Au lendemain de la Seconde guerre, les planificateurs de l’Union soviétique eurent l’idée de relancer l’agriculture et l’élevage en répandant, dans les étendues de ce pays le plus vaste du monde, une plante dont l’impressionnante biomasse servirait de fourrage : la Berce, qui pousse à l’état naturel dans les montagnes du Caucase. Des graines furent distribuées dans toutes les régions rurales.

La Berce du Caucase porte le nom latin de Hercules, c’est tout dire ! Elle est immense, très vigoureuse, on dirait une fleur d’aneth, mais juchée sur une tige de 3 m de haut, avec une ombelle aux pétales grands comme des guéridons.

Comme le relate la journaliste scientifique Maria Antonova dans une édition du mois d’octobre de l’International New York Times, non seulement la berce n’a pas tenu ses promesses, mais elle s’est révélée une véritable catastrophe.  Disséminant jusqu’à 100 000 graines par plant, la géante invasive pousse au détriment de toutes les autres plantes et a colonisé l’immensité. Sa résine contient des substances toxiques qui provoquent des cloques et des brûlures au troisième degré. Et, de toute façon, le lait des vaches qui s’en sont nourries est tellement mauvais qu’il est impropre à la consommation !

Et maintenant, comment s’en débarrasser ? La question n’est même pas dans les esprits : les urbains sont loin et n’en ont pas conscience, les ruraux en nombre insuffisant pour être entendus.  Les régions rurales sont misérables et dépeuplées, le nombre des fermes a été divisé par deux entre 2006 et 2016, et la moitié des 222 millions d’hectares de terres agricoles de Russie sont à l’abandon. La plupart des zones envahies sont de fait des déserts. La machette est pour le moment le seul moyen de lutter. Mais on manque de bras. Des scientifiques cherchent des serpents mangeurs de berce…

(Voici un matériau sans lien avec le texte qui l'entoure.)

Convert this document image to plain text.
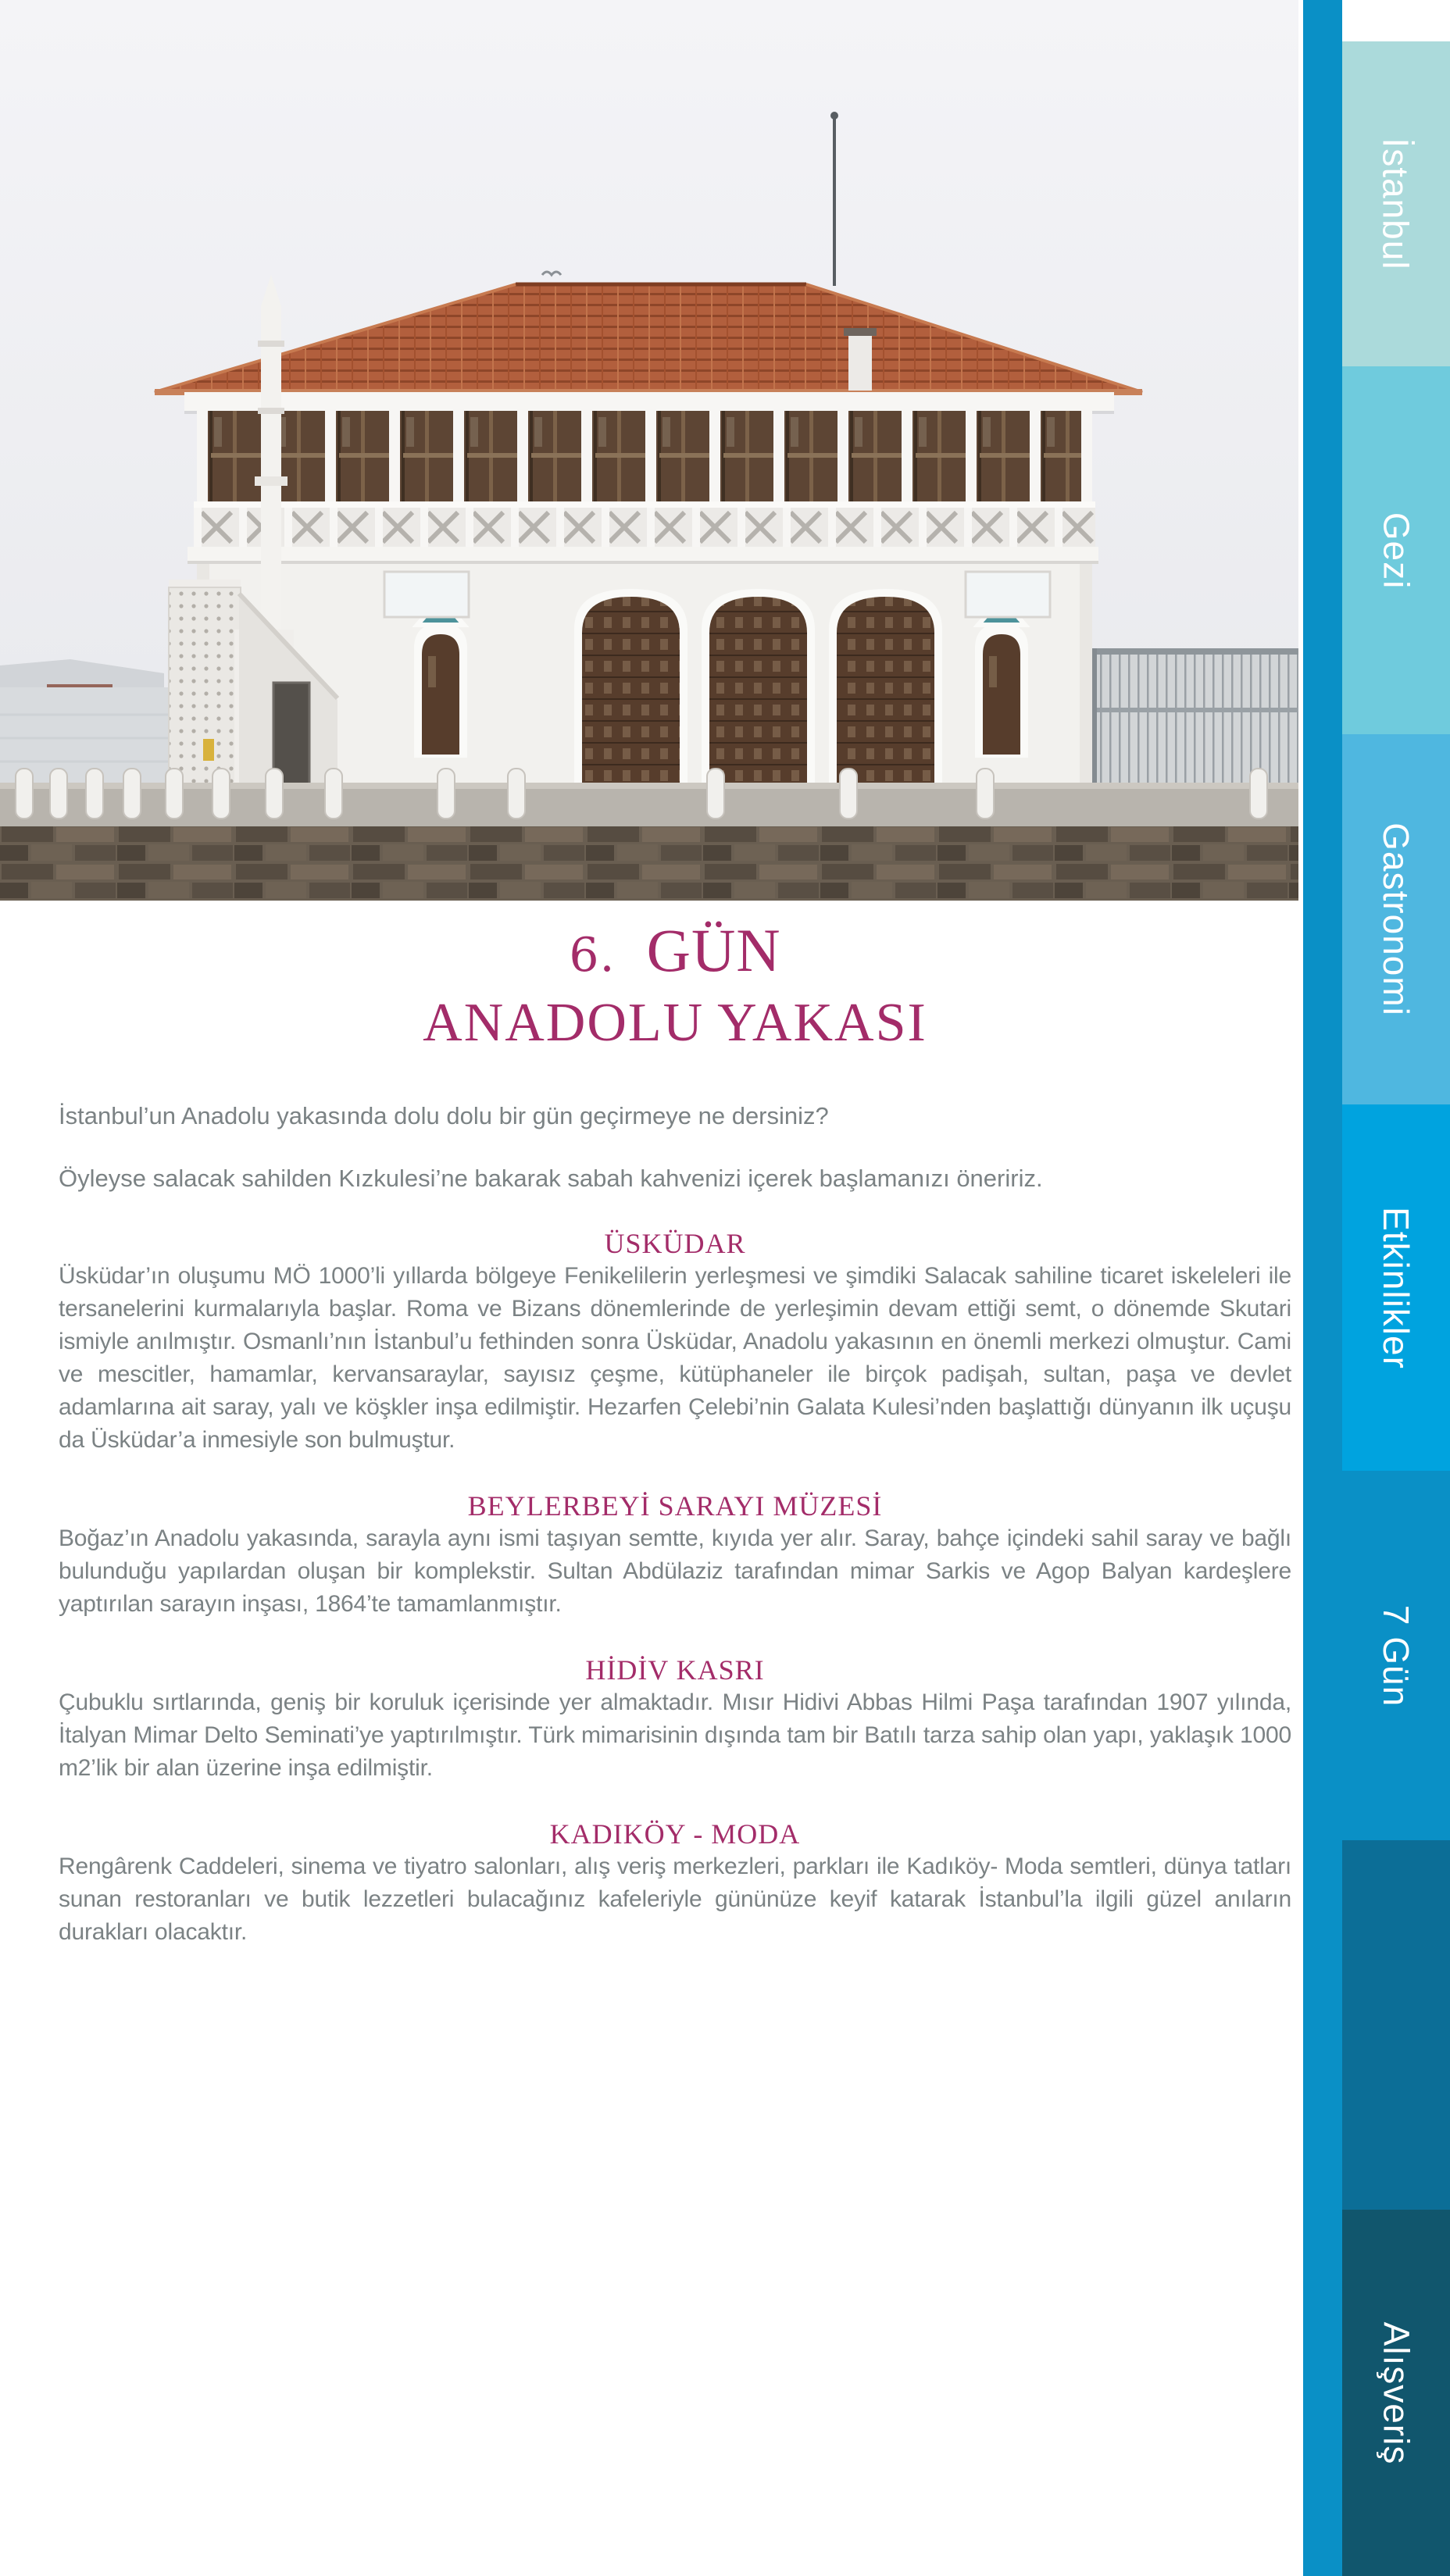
İstanbul
Gezi
Gastronomi
Etkinlikler
7 Gün
Alışveriş
6. GÜN
ANADOLU YAKASI

İstanbul’un Anadolu yakasında dolu dolu bir gün geçirmeye ne dersiniz?

Öyleyse salacak sahilden Kızkulesi’ne bakarak sabah kahvenizi içerek başlamanızı öneririz.

ÜSKÜDAR

Üsküdar’ın oluşumu MÖ 1000’li yıllarda bölgeye Fenikelilerin yerleşmesi ve şimdiki Salacak sahiline ticaret iskeleleri ile tersanelerini kurmalarıyla başlar. Roma ve Bizans dönemlerinde de yerleşimin devam ettiği semt, o dönemde Skutari ismiyle anılmıştır. Osmanlı’nın İstanbul’u fethinden sonra Üsküdar, Anadolu yakasının en önemli merkezi olmuştur. Cami ve mescitler, hamamlar, kervansaraylar, sayısız çeşme, kütüphaneler ile birçok padişah, sultan, paşa ve devlet adamlarına ait saray, yalı ve köşkler inşa edilmiştir. Hezarfen Çelebi’nin Galata Kulesi’nden başlattığı dünyanın ilk uçuşu da Üsküdar’a inmesiyle son bulmuştur.

BEYLERBEYİ SARAYI MÜZESİ

Boğaz’ın Anadolu yakasında, sarayla aynı ismi taşıyan semtte, kıyıda yer alır. Saray, bahçe içindeki sahil saray ve bağlı bulunduğu yapılardan oluşan bir komplekstir. Sultan Abdülaziz tarafından mimar Sarkis ve Agop Balyan kardeşlere yaptırılan sarayın inşası, 1864’te tamamlanmıştır.

HİDİV KASRI

Çubuklu sırtlarında, geniş bir koruluk içerisinde yer almaktadır. Mısır Hidivi Abbas Hilmi Paşa tarafından 1907 yılında, İtalyan Mimar Delto Seminati’ye yaptırılmıştır. Türk mimarisinin dışında tam bir Batılı tarza sahip olan yapı, yaklaşık 1000 m2’lik bir alan üzerine inşa edilmiştir.

KADIKÖY - MODA

Rengârenk Caddeleri, sinema ve tiyatro salonları, alış veriş merkezleri, parkları ile Kadıköy- Moda semtleri, dünya tatları sunan restoranları ve butik lezzetleri bulacağınız kafeleriyle gününüze keyif katarak İstanbul’la ilgili güzel anıların durakları olacaktır.
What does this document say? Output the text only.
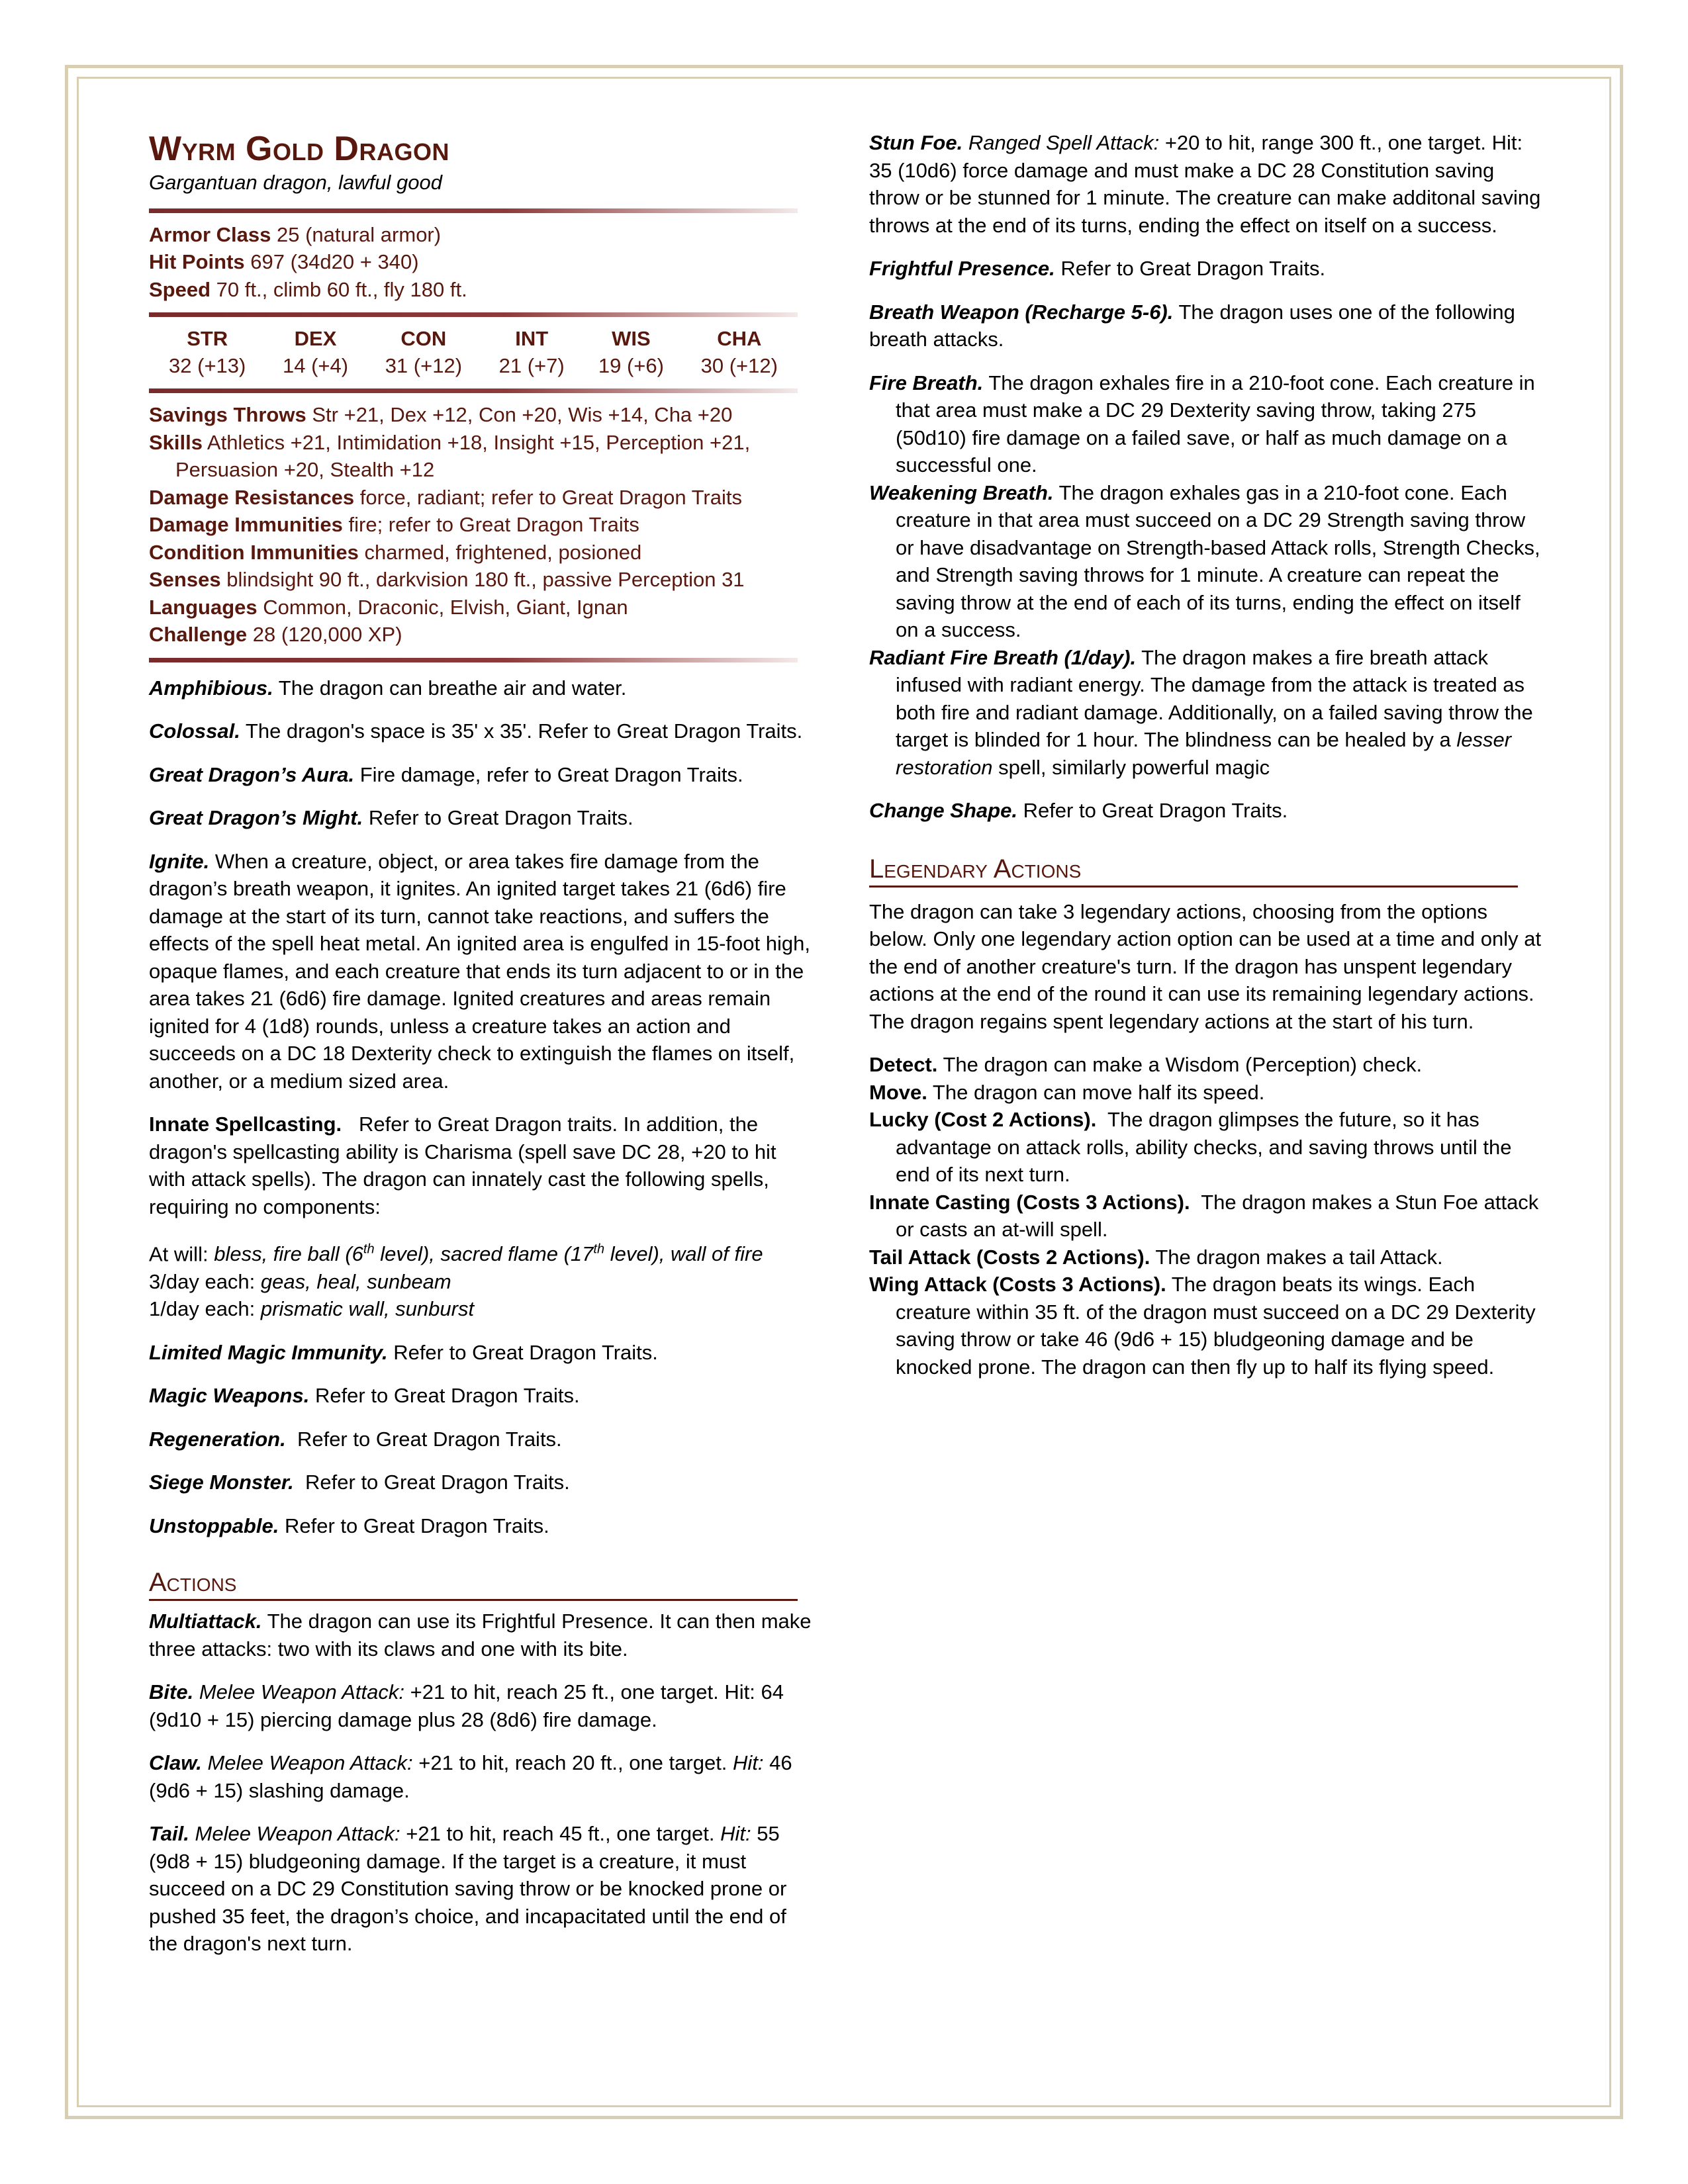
Wyrm Gold Dragon

Gargantuan dragon, lawful good

Armor Class 25 (natural armor)

Hit Points 697 (34d20 + 340)

Speed 70 ft., climb 60 ft., fly 180 ft.

STR	DEX	CON	INT	WIS	CHA
32 (+13)	14 (+4)	31 (+12)	21 (+7)	19 (+6)	30 (+12)

Savings Throws Str +21, Dex +12, Con +20, Wis +14, Cha +20

Skills Athletics +21, Intimidation +18, Insight +15, Perception +21, Persuasion +20, Stealth +12

Damage Resistances force, radiant; refer to Great Dragon Traits

Damage Immunities fire; refer to Great Dragon Traits

Condition Immunities charmed, frightened, posioned

Senses blindsight 90 ft., darkvision 180 ft., passive Perception 31

Languages Common, Draconic, Elvish, Giant, Ignan

Challenge 28 (120,000 XP)

Amphibious. The dragon can breathe air and water.

Colossal. The dragon's space is 35' x 35'. Refer to Great Dragon Traits.

Great Dragon’s Aura. Fire damage, refer to Great Dragon Traits.

Great Dragon’s Might. Refer to Great Dragon Traits.

Ignite. When a creature, object, or area takes fire damage from the dragon’s breath weapon, it ignites. An ignited target takes 21 (6d6) fire damage at the start of its turn, cannot take reactions, and suffers the effects of the spell heat metal. An ignited area is engulfed in 15-foot high, opaque flames, and each creature that ends its turn adjacent to or in the area takes 21 (6d6) fire damage. Ignited creatures and areas remain ignited for 4 (1d8) rounds, unless a creature takes an action and succeeds on a DC 18 Dexterity check to extinguish the flames on itself, another, or a medium sized area.

Innate Spellcasting. Refer to Great Dragon traits. In addition, the dragon's spellcasting ability is Charisma (spell save DC 28, +20 to hit with attack spells). The dragon can innately cast the following spells, requiring no components:

At will: bless, fire ball (6th level), sacred flame (17th level), wall of fire
3/day each: geas, heal, sunbeam
1/day each: prismatic wall, sunburst

Limited Magic Immunity. Refer to Great Dragon Traits.

Magic Weapons. Refer to Great Dragon Traits.

Regeneration. Refer to Great Dragon Traits.

Siege Monster. Refer to Great Dragon Traits.

Unstoppable. Refer to Great Dragon Traits.

Actions

Multiattack. The dragon can use its Frightful Presence. It can then make three attacks: two with its claws and one with its bite.

Bite. Melee Weapon Attack: +21 to hit, reach 25 ft., one target. Hit: 64 (9d10 + 15) piercing damage plus 28 (8d6) fire damage.

Claw. Melee Weapon Attack: +21 to hit, reach 20 ft., one target. Hit: 46 (9d6 + 15) slashing damage.

Tail. Melee Weapon Attack: +21 to hit, reach 45 ft., one target. Hit: 55 (9d8 + 15) bludgeoning damage. If the target is a creature, it must succeed on a DC 29 Constitution saving throw or be knocked prone or pushed 35 feet, the dragon’s choice, and incapacitated until the end of the dragon's next turn.

Stun Foe. Ranged Spell Attack: +20 to hit, range 300 ft., one target. Hit: 35 (10d6) force damage and must make a DC 28 Constitution saving throw or be stunned for 1 minute. The creature can make additonal saving throws at the end of its turns, ending the effect on itself on a success.

Frightful Presence. Refer to Great Dragon Traits.

Breath Weapon (Recharge 5-6). The dragon uses one of the following breath attacks.

Fire Breath. The dragon exhales fire in a 210-foot cone. Each creature in that area must make a DC 29 Dexterity saving throw, taking 275 (50d10) fire damage on a failed save, or half as much damage on a successful one.

Weakening Breath. The dragon exhales gas in a 210-foot cone. Each creature in that area must succeed on a DC 29 Strength saving throw or have disadvantage on Strength-based Attack rolls, Strength Checks, and Strength saving throws for 1 minute. A creature can repeat the saving throw at the end of each of its turns, ending the effect on itself on a success.

Radiant Fire Breath (1/day). The dragon makes a fire breath attack infused with radiant energy. The damage from the attack is treated as both fire and radiant damage. Additionally, on a failed saving throw the target is blinded for 1 hour. The blindness can be healed by a lesser restoration spell, similarly powerful magic

Change Shape. Refer to Great Dragon Traits.

Legendary Actions

The dragon can take 3 legendary actions, choosing from the options below. Only one legendary action option can be used at a time and only at the end of another creature's turn. If the dragon has unspent legendary actions at the end of the round it can use its remaining legendary actions. The dragon regains spent legendary actions at the start of his turn.

Detect. The dragon can make a Wisdom (Perception) check.

Move. The dragon can move half its speed.

Lucky (Cost 2 Actions). The dragon glimpses the future, so it has advantage on attack rolls, ability checks, and saving throws until the end of its next turn.

Innate Casting (Costs 3 Actions). The dragon makes a Stun Foe attack or casts an at-will spell.

Tail Attack (Costs 2 Actions). The dragon makes a tail Attack.

Wing Attack (Costs 3 Actions). The dragon beats its wings. Each creature within 35 ft. of the dragon must succeed on a DC 29 Dexterity saving throw or take 46 (9d6 + 15) bludgeoning damage and be knocked prone. The dragon can then fly up to half its flying speed.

Encore une fausse bonne idée, probablement : on risque de remplacer une peste par une autre, une plante toxique par une population de serpents difficile à contrôler… La larve de coccinelle européenne est un facteur de régulation : elle dévore les pucerons ; alors on a importé d’Asie des coccinelles qui n’ont pas les mêmes vertus et se multiplient aux dépens de notre coccinelle à sept points. Et quand on a voulu éliminer les lapins introduits malencontreusement dans certains pays où ils dévoraient les vignes, on leur inocula la myxomatose, une autre catastrophe… Comme Mickey dans le dessin animé réalisé sur la bande son de Paul Dukas, l’apprenti sorcier qui se rend compte d’une bêtise en ajoute une autre, souvent pire, pour la corriger.

Quelles leçons tirer de cette histoire ? Laissée à elle-même, la nature oublie vite le passage des hommes. C’est l’occasion de rendre hommage à ces défricheurs qui, au début du deuxième millénaire, ont lutté pour faire reculer la forêt. De nos jours il faut lutter pour la faire revenir. C’est l’occasion de nous rappeler que nous ne maîtrisons pas les effets de nos décisions, question d’autant plus cruciale que celles-ci engagent le temps très long. C’est l’occasion de nous demander si, d’ici à un siècle peut-être, c’est-à-dire bientôt, et en relation avec le vieillissement des populations, l’habitat humain ne va pas se concentrer dans quelques zones, abandonnant en fait, comme c’est déjà le cas en Russie et ailleurs, d’immenses territoires qui nous deviennent vite inaccessibles. C’est l’occasion de nous rappeler que nous n’avons pas encore créé la discipline du suivi de nos actions.